To keep money coming in and his sanity in check, he fills his days with such activities as teaching an acting class, doing intense yoga, fine-tuning his already excellent grasp on the Italian language, and attending group meetings for those with substance abuse problems. But despite all of these self-help methods, Tommaso still has guilt about his past deeds, his impure thoughts about other women, and the occasional desire to see people in his life dead, all of which manifest themselves in fairly elaborate, sometimes graphic fantasy sequences. This instability causes an emotional and physical rift between him and Nikki. His sexual frustration compounds his other issues, resulting in a vicious circle of suffering for him and those around him—although most of the time, he’s a fully functioning, very friendly person on the outside.

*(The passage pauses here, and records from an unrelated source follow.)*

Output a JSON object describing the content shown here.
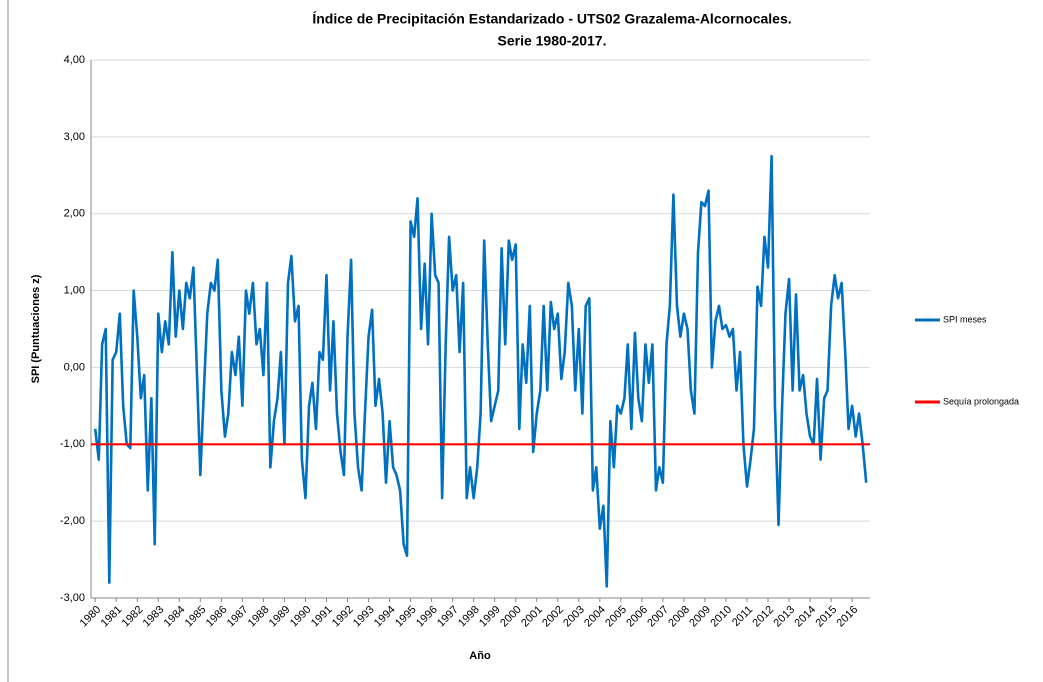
{
  "chart_data": {
    "type": "line",
    "title": "Índice de Precipitación Estandarizado - UTS02 Grazalema-Alcornocales.",
    "subtitle": "Serie 1980-2017.",
    "y_label": "SPI (Puntuaciones z)",
    "x_label": "Año",
    "xlim": [
      1979.8,
      2016.85
    ],
    "xticks": [
      1980,
      1981,
      1982,
      1983,
      1984,
      1985,
      1986,
      1987,
      1988,
      1989,
      1990,
      1991,
      1992,
      1993,
      1994,
      1995,
      1996,
      1997,
      1998,
      1999,
      2000,
      2001,
      2002,
      2003,
      2004,
      2005,
      2006,
      2007,
      2008,
      2009,
      2010,
      2011,
      2012,
      2013,
      2014,
      2015,
      2016
    ],
    "ylim": [
      -3,
      4
    ],
    "yticks": [
      {
        "value": -3,
        "label": "-3,00"
      },
      {
        "value": -2,
        "label": "-2,00"
      },
      {
        "value": -1,
        "label": "-1,00"
      },
      {
        "value": 0,
        "label": "0,00"
      },
      {
        "value": 1,
        "label": "1,00"
      },
      {
        "value": 2,
        "label": "2,00"
      },
      {
        "value": 3,
        "label": "3,00"
      },
      {
        "value": 4,
        "label": "4,00"
      }
    ],
    "grid": true,
    "legend": "right",
    "series": [
      {
        "name": "SPI  meses",
        "color": "#0070c0",
        "x": [
          1980,
          1980.17,
          1980.33,
          1980.5,
          1980.67,
          1980.83,
          1981,
          1981.17,
          1981.33,
          1981.5,
          1981.67,
          1981.83,
          1982,
          1982.17,
          1982.33,
          1982.5,
          1982.67,
          1982.83,
          1983,
          1983.17,
          1983.33,
          1983.5,
          1983.67,
          1983.83,
          1984,
          1984.17,
          1984.33,
          1984.5,
          1984.67,
          1984.83,
          1985,
          1985.17,
          1985.33,
          1985.5,
          1985.67,
          1985.83,
          1986,
          1986.17,
          1986.33,
          1986.5,
          1986.67,
          1986.83,
          1987,
          1987.17,
          1987.33,
          1987.5,
          1987.67,
          1987.83,
          1988,
          1988.17,
          1988.33,
          1988.5,
          1988.67,
          1988.83,
          1989,
          1989.17,
          1989.33,
          1989.5,
          1989.67,
          1989.83,
          1990,
          1990.17,
          1990.33,
          1990.5,
          1990.67,
          1990.83,
          1991,
          1991.17,
          1991.33,
          1991.5,
          1991.67,
          1991.83,
          1992,
          1992.17,
          1992.33,
          1992.5,
          1992.67,
          1992.83,
          1993,
          1993.17,
          1993.33,
          1993.5,
          1993.67,
          1993.83,
          1994,
          1994.17,
          1994.33,
          1994.5,
          1994.67,
          1994.83,
          1995,
          1995.17,
          1995.33,
          1995.5,
          1995.67,
          1995.83,
          1996,
          1996.17,
          1996.33,
          1996.5,
          1996.67,
          1996.83,
          1997,
          1997.17,
          1997.33,
          1997.5,
          1997.67,
          1997.83,
          1998,
          1998.17,
          1998.33,
          1998.5,
          1998.67,
          1998.83,
          1999,
          1999.17,
          1999.33,
          1999.5,
          1999.67,
          1999.83,
          2000,
          2000.17,
          2000.33,
          2000.5,
          2000.67,
          2000.83,
          2001,
          2001.17,
          2001.33,
          2001.5,
          2001.67,
          2001.83,
          2002,
          2002.17,
          2002.33,
          2002.5,
          2002.67,
          2002.83,
          2003,
          2003.17,
          2003.33,
          2003.5,
          2003.67,
          2003.83,
          2004,
          2004.17,
          2004.33,
          2004.5,
          2004.67,
          2004.83,
          2005,
          2005.17,
          2005.33,
          2005.5,
          2005.67,
          2005.83,
          2006,
          2006.17,
          2006.33,
          2006.5,
          2006.67,
          2006.83,
          2007,
          2007.17,
          2007.33,
          2007.5,
          2007.67,
          2007.83,
          2008,
          2008.17,
          2008.33,
          2008.5,
          2008.67,
          2008.83,
          2009,
          2009.17,
          2009.33,
          2009.5,
          2009.67,
          2009.83,
          2010,
          2010.17,
          2010.33,
          2010.5,
          2010.67,
          2010.83,
          2011,
          2011.17,
          2011.33,
          2011.5,
          2011.67,
          2011.83,
          2012,
          2012.17,
          2012.33,
          2012.5,
          2012.67,
          2012.83,
          2013,
          2013.17,
          2013.33,
          2013.5,
          2013.67,
          2013.83,
          2014,
          2014.17,
          2014.33,
          2014.5,
          2014.67,
          2014.83,
          2015,
          2015.17,
          2015.33,
          2015.5,
          2015.67,
          2015.83,
          2016,
          2016.17,
          2016.33,
          2016.5,
          2016.67
        ],
        "values": [
          -0.8,
          -1.2,
          0.3,
          0.5,
          -2.8,
          0.1,
          0.2,
          0.7,
          -0.5,
          -1.0,
          -1.05,
          1.0,
          0.4,
          -0.4,
          -0.1,
          -1.6,
          -0.4,
          -2.3,
          0.7,
          0.2,
          0.6,
          0.3,
          1.5,
          0.4,
          1.0,
          0.5,
          1.1,
          0.9,
          1.3,
          0.0,
          -1.4,
          -0.3,
          0.7,
          1.1,
          1.0,
          1.4,
          -0.3,
          -0.9,
          -0.6,
          0.2,
          -0.1,
          0.4,
          -0.5,
          1.0,
          0.7,
          1.1,
          0.3,
          0.5,
          -0.1,
          1.1,
          -1.3,
          -0.7,
          -0.4,
          0.2,
          -1.0,
          1.1,
          1.45,
          0.6,
          0.8,
          -1.2,
          -1.7,
          -0.5,
          -0.2,
          -0.8,
          0.2,
          0.1,
          1.2,
          -0.3,
          0.6,
          -0.6,
          -1.1,
          -1.4,
          0.4,
          1.4,
          -0.6,
          -1.3,
          -1.6,
          -0.6,
          0.4,
          0.75,
          -0.5,
          -0.15,
          -0.6,
          -1.5,
          -0.7,
          -1.3,
          -1.4,
          -1.6,
          -2.3,
          -2.45,
          1.9,
          1.7,
          2.2,
          0.5,
          1.35,
          0.3,
          2.0,
          1.2,
          1.1,
          -1.7,
          0.3,
          1.7,
          1.0,
          1.2,
          0.2,
          1.1,
          -1.7,
          -1.3,
          -1.7,
          -1.3,
          -0.6,
          1.65,
          0.3,
          -0.7,
          -0.5,
          -0.3,
          1.55,
          0.3,
          1.65,
          1.4,
          1.6,
          -0.8,
          0.3,
          -0.2,
          0.8,
          -1.1,
          -0.6,
          -0.3,
          0.8,
          -0.3,
          0.85,
          0.5,
          0.7,
          -0.15,
          0.2,
          1.1,
          0.8,
          -0.3,
          0.5,
          -0.6,
          0.8,
          0.9,
          -1.6,
          -1.3,
          -2.1,
          -1.8,
          -2.85,
          -0.7,
          -1.3,
          -0.5,
          -0.6,
          -0.4,
          0.3,
          -0.8,
          0.45,
          -0.4,
          -0.7,
          0.3,
          -0.2,
          0.3,
          -1.6,
          -1.3,
          -1.5,
          0.3,
          0.8,
          2.25,
          0.8,
          0.4,
          0.7,
          0.5,
          -0.3,
          -0.6,
          1.5,
          2.15,
          2.1,
          2.3,
          0.0,
          0.6,
          0.8,
          0.5,
          0.55,
          0.4,
          0.5,
          -0.3,
          0.2,
          -1.0,
          -1.55,
          -1.2,
          -0.8,
          1.05,
          0.8,
          1.7,
          1.3,
          2.75,
          -0.5,
          -2.05,
          -0.5,
          0.7,
          1.15,
          -0.3,
          0.95,
          -0.3,
          -0.1,
          -0.6,
          -0.9,
          -1.0,
          -0.15,
          -1.2,
          -0.4,
          -0.3,
          0.8,
          1.2,
          0.9,
          1.1,
          0.2,
          -0.8,
          -0.5,
          -0.9,
          -0.6,
          -1.0,
          -1.5
        ]
      },
      {
        "name": "Sequía prolongada",
        "color": "#ff0000",
        "x": [
          1979.8,
          2016.85
        ],
        "values": [
          -1,
          -1
        ]
      }
    ]
  }
}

There are extended sequences of Dafoe talking to his support group, spinning stories of life on drugs or alcohol that are so detailed and believable that the lines blur even further between fiction, Ferrara’s story and even Dafoe’s own life (which has also been hard lived at times). Dafoe seems capable of not only working with just about every director rumored (or actually) to be difficult to work with (Oliver Stone, Lars Von Trier, Werner Herzog, and even Ferrara, among others), but also becoming an actor that those filmmakers return to (Ferrara and Dafoe have already made another film together since this one, called Siberia), so it’s no surprise that over many decades, he and Ferrara are not only great collaborators but are willing to dive into their personal experiences to make better art. (The two are also apparently neighbors in Rome.)
Although Tommaso is rough around the edges and sometimes difficult to endure because of its brutal honesty, it’s also remarkably delicate and revealing in ways that draw you in and make you curious whether the character can pull his emotions together enough to save his marriage, be a good father, and create work that means something to him. This is not just a portrait of a person in crisis; it’s an honest look at someone struggling hard to right themselves because it would notably improve their lives to do so. The raw honesty is what I’ve come to expect from Ferrara, but I don’t believe I’ve ever seen him apply his talents to a story so autobiographical, and the result is something genuinely and surprisingly beautiful and true.
The film is available through the Gene Siskel Film Center’s “Film Center from Your Sofa” program.